Karin dan Pak Amkar memiliki perbedaan umur yang cukup jauh, sembilan tahun lebih tua. Tapi, karena Karin yang awet muda di usianya yang tak lagi muda. Sering melakukan perawatan mahal hingga ke luar negeri. Hubungan mereka juga sebagai senior dan junior tidak lah baik. Selalu ada perdebatan diantara mereka.

"Dari dulu dia memang tidak menyukai orang-orang biasa yang tidak percaya atau orang yang memiliki kekuatan unik di banding orang biasa. Baginya, orang-orang biasa itu lemah dan mereka yang memiliki kekuatan itu yang lebih hebat."

"Dunia semakin modern, orang-orang juga tidak mungkin percahaya hal-hal seperti itu," ucapku menanggapi pernyataan Karin.

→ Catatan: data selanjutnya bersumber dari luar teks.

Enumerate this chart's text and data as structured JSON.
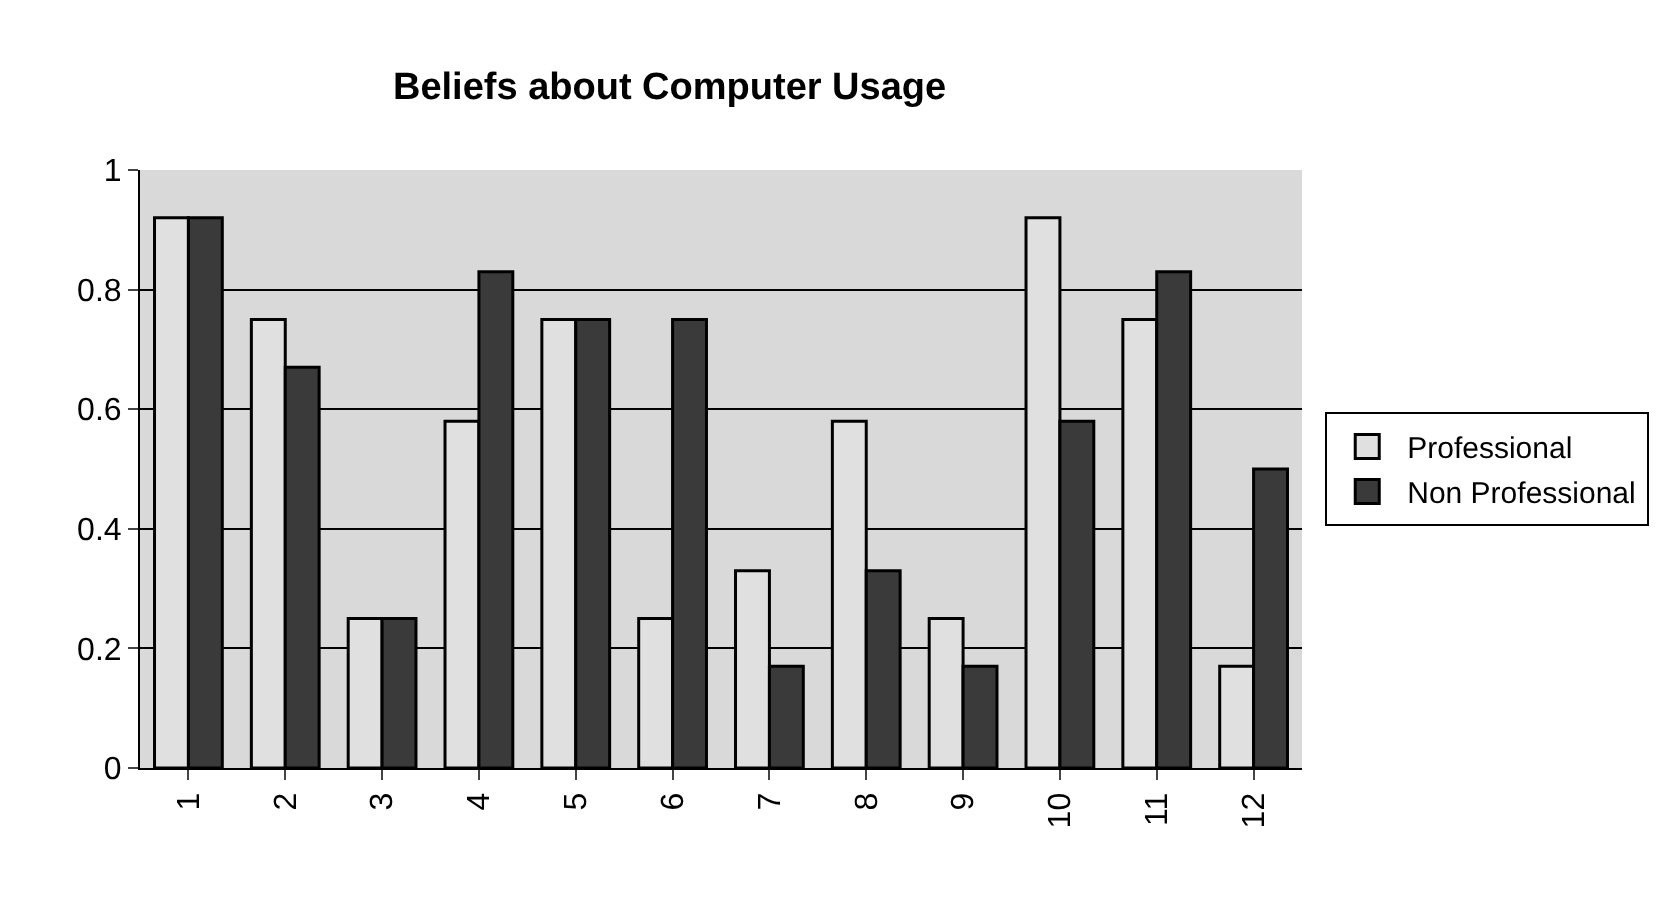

"Jadi, aku sudah lihat barang yang kamu bawa itu. Tidak salah lagi, itu terhubung oleh seseorang yang memanggil sosok Iblis ke dunia ini."

"Apa anda tahu siapa pemilik topeng ini?" tanyaku.

"Aku tidak tahu. Tapi benda seperti ini sering digunakan dalam ritual pemanggilan iblis, entah iblis apa yang dipanggil. Semua itu terlalu luas sekali. Bash, apa kamu bisa mencari jejak pemilik topeng ini?"

"Saya akan usahakan mencarinya, Nyonya Karin."

Aku sudah putuskan, mencari tahu pemilik benda ini. Mungkin aku meminta bantuan padanya. Dia memang masih sangat muda, kegiatan yang padat dan pelatihannya. Mungkin, aku bisa minta tolong padanya.